May 31, 2024         By: Steven Anderson

Mobile payments are streamlining a lot of processes together to make things easier for the user, and that in turn is making people turn to mobile payments much more often.

An unexpected casualty of this is the checkout form, which is almost, essentially, being streamlined out of existence.

Since the use of mobile payment systems is effectively making payment one-touch easy on most payment apps, the end result is that there’s not a whole lot of call for a checkout form, at least when people shop on mobile devices.

That’s got some people thinking that maybe such a measure should be that easy everywhere, and already, the checkout form is under fire on other platforms like desktop PC.

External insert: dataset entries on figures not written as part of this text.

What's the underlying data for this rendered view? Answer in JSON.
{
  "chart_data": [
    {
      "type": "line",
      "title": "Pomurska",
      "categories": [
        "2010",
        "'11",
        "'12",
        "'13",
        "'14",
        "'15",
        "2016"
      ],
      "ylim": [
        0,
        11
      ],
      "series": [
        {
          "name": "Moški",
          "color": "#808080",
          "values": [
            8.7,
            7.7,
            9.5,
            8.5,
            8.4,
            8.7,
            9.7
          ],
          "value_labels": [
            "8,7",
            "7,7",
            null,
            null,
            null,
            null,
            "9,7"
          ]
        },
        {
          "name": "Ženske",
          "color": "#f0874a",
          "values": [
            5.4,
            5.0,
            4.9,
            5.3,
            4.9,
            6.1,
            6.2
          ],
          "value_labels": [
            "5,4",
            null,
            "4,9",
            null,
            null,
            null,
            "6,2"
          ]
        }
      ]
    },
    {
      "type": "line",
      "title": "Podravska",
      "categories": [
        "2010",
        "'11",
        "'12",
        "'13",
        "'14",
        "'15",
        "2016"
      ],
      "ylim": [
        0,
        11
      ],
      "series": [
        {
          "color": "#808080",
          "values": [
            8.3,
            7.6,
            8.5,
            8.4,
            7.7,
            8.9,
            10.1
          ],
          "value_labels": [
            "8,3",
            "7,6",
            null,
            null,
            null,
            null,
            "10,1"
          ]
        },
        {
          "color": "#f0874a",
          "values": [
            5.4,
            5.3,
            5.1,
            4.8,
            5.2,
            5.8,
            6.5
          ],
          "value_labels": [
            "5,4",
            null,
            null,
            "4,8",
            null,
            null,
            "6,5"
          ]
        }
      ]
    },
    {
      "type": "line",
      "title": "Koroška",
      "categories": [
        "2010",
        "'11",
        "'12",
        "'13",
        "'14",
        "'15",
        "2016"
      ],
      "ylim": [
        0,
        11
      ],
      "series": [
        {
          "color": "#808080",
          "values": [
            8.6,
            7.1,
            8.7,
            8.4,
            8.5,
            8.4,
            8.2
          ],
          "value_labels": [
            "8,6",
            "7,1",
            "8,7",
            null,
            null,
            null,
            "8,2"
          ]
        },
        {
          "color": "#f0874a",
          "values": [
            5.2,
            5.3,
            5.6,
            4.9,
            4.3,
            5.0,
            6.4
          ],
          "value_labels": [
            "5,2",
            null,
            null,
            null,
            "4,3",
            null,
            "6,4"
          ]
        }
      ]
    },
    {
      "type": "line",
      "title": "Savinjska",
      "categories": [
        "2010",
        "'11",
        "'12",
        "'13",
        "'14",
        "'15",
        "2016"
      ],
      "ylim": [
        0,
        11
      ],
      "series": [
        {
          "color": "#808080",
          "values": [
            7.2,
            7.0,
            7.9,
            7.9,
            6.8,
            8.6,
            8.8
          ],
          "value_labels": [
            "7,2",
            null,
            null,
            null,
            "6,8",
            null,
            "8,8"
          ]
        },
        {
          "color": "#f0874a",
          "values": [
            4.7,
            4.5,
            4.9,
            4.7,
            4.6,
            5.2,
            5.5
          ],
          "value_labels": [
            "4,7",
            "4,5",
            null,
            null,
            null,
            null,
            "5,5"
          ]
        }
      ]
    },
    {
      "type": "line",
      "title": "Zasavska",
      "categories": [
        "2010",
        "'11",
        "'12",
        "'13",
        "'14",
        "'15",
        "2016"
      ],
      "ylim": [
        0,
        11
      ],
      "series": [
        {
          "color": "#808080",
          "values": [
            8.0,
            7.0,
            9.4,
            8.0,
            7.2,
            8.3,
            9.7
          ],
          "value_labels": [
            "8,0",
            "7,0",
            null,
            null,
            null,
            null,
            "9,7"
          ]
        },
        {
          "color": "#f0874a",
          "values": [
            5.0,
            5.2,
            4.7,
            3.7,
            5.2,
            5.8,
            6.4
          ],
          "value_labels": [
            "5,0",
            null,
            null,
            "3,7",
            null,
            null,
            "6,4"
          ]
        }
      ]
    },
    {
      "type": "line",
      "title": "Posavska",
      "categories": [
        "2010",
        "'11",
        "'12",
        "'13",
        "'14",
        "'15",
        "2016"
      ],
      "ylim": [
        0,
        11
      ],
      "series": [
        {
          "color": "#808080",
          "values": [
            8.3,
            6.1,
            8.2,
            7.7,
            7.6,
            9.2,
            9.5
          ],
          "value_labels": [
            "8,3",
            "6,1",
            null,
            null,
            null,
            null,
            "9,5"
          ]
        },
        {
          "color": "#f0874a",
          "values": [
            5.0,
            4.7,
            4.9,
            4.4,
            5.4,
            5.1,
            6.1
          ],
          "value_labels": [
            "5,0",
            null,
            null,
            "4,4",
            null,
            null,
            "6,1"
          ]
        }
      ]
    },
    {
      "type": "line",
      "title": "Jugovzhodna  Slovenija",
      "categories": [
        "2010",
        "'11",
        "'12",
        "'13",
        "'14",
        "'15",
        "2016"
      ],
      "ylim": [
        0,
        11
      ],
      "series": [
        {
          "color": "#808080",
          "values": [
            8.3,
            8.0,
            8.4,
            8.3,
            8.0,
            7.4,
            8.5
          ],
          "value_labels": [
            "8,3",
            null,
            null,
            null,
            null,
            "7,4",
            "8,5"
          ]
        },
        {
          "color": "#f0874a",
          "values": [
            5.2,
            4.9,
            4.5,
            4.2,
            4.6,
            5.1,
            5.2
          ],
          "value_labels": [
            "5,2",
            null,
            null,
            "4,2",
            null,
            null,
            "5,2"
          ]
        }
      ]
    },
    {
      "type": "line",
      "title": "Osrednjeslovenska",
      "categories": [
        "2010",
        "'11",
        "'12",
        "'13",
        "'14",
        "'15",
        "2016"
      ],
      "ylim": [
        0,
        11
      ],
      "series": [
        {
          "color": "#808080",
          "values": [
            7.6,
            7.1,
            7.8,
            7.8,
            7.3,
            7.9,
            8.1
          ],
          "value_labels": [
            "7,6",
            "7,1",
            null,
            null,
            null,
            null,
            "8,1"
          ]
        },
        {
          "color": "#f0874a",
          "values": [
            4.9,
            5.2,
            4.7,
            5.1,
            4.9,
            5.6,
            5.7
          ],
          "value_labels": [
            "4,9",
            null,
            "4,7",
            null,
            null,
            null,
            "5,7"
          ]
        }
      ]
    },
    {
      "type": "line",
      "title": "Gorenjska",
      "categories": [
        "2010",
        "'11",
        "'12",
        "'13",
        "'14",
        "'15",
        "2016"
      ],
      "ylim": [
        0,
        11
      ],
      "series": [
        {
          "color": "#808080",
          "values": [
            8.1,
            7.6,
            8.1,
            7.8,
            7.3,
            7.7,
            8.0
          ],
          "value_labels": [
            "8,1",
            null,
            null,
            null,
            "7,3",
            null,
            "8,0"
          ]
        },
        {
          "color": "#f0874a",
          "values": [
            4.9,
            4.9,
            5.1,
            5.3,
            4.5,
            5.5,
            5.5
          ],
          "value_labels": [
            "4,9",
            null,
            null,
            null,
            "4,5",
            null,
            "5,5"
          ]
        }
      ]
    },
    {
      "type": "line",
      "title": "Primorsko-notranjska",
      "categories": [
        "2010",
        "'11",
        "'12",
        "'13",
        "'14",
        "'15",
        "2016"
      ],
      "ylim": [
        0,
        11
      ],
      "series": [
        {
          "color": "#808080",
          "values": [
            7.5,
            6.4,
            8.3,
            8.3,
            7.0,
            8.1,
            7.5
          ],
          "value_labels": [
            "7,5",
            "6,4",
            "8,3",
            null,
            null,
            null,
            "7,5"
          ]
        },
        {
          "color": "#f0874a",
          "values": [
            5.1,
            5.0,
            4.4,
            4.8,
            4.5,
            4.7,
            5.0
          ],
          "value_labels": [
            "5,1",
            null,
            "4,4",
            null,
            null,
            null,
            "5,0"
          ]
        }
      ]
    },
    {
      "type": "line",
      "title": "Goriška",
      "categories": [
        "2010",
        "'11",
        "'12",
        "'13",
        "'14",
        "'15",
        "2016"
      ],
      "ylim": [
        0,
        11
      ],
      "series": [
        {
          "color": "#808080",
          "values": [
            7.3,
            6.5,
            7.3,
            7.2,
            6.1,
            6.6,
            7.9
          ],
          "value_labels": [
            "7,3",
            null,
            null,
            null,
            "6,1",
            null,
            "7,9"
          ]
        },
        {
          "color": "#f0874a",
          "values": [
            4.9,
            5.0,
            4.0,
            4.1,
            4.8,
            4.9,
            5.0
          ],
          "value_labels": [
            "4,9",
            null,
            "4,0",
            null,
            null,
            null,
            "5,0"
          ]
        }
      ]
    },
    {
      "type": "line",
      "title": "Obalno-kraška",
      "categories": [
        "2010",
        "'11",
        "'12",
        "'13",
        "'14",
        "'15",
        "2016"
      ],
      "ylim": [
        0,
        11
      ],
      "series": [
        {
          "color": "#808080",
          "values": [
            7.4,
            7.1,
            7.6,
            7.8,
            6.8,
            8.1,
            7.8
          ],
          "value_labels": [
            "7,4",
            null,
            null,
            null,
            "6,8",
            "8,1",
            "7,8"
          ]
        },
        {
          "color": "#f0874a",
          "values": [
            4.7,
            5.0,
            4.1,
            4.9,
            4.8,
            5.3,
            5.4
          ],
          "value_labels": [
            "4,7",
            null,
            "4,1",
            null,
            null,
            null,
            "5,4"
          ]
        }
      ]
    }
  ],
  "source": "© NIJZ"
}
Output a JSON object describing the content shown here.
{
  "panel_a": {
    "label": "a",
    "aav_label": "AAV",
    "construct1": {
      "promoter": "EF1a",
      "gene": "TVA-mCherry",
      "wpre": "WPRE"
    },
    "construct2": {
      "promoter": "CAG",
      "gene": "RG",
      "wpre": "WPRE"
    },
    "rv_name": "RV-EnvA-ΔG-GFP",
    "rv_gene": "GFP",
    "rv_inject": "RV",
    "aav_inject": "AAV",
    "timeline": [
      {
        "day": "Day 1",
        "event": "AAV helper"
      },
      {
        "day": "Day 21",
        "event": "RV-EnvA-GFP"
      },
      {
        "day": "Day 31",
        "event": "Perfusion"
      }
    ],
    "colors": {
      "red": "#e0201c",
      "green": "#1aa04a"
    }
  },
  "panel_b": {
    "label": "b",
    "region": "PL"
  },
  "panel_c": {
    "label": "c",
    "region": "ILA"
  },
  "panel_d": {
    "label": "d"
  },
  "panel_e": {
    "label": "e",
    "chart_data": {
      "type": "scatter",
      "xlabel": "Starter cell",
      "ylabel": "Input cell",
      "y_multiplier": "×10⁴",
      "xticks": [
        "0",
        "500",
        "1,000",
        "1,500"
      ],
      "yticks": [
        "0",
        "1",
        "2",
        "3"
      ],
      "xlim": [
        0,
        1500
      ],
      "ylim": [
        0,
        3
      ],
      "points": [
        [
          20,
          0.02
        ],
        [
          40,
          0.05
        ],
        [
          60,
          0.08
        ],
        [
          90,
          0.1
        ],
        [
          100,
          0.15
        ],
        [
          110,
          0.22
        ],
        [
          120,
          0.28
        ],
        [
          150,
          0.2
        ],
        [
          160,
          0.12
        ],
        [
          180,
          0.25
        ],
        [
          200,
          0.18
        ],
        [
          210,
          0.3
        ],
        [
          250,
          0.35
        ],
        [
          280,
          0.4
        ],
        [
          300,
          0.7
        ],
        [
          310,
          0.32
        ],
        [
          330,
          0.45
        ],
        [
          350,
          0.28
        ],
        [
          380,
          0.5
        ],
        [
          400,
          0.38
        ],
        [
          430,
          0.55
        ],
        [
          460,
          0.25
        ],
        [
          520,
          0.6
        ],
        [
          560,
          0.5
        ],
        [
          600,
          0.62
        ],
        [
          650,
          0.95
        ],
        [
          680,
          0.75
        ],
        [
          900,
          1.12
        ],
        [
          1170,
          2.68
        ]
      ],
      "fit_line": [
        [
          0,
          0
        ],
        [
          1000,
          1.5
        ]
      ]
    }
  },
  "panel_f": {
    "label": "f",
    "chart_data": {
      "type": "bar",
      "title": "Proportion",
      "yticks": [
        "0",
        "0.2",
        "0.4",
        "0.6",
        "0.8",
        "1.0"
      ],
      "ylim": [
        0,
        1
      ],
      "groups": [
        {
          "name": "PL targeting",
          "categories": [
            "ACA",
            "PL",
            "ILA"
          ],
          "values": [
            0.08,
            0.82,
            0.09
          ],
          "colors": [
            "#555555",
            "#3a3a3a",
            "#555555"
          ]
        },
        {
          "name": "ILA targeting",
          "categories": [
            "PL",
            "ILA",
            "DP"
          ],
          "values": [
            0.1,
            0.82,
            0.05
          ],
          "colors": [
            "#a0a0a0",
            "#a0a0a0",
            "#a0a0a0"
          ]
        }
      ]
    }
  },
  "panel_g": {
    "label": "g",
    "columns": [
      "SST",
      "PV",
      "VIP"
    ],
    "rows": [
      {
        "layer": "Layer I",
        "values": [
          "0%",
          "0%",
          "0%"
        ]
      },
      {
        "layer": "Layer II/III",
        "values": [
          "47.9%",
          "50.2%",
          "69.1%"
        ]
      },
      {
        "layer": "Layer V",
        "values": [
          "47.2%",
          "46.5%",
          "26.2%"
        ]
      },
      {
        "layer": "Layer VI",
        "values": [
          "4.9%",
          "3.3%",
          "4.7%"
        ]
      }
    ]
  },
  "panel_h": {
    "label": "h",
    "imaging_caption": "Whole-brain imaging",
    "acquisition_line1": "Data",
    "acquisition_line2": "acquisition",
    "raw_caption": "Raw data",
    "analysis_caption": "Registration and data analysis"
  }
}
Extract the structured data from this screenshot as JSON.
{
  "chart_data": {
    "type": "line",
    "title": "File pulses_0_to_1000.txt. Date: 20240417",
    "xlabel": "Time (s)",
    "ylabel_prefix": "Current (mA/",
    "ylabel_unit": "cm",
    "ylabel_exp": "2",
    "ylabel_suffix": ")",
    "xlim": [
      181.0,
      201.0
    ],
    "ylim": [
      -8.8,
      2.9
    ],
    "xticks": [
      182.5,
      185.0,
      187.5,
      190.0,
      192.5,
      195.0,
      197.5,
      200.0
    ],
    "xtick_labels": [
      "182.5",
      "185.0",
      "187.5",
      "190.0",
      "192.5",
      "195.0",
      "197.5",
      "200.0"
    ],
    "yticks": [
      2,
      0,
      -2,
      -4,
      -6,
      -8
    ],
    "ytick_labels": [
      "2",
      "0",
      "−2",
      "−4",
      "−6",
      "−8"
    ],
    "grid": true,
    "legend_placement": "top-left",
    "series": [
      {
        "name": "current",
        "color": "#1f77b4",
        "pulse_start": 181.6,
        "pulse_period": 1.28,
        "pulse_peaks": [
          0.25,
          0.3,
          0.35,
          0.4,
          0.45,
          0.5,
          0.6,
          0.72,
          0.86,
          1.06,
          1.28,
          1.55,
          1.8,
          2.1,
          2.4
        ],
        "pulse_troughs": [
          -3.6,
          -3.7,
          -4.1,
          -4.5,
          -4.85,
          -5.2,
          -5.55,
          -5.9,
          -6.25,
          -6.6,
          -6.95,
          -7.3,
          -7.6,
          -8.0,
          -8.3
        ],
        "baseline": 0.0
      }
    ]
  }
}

With mobile shopping quite clearly dominant—an eMarketer study says 58 percent of mobile sales were generated by smartphones in 2016—and likely to grow in the interim, taking cues from smartphone shopping will likely be useful on other platforms.

Though other platforms like desktop PC will still be part of the picture for quite some time to come, the smartphone is shaping the market and might ultimately serve as the new gold standard.

Can such a move be made on other platforms? Is it possible to draw cues from the mobile shopping experience for use elsewhere? While it may not be an exact port, some believe that making a”frictionless experience” of the kind commonly seen on mobile devices might ultimately be beneficial for all retailers regardless of platform. After all, many report abandoning online shopping items thanks to cumbersome shipping forms, so if the shipping forms are gone then perhaps so too is the abandonment.

With customers increasingly storing payment information to local devices, the importance of establishing security on these devices likewise increases. If hackers know that payment data is on devices, then these become targets, and the perfect potential hacking vector.

It’s the eternal compromise between security and convenience, and it’s possible that the checkout form is the next victim. Streamlining order processes improves the chances that orders will be placed, but a process made too simple is unsafe by comparison. The checkout form’s ultimate fate remains to be seen, but we could be looking at a very different world to come, one based on mobile payments.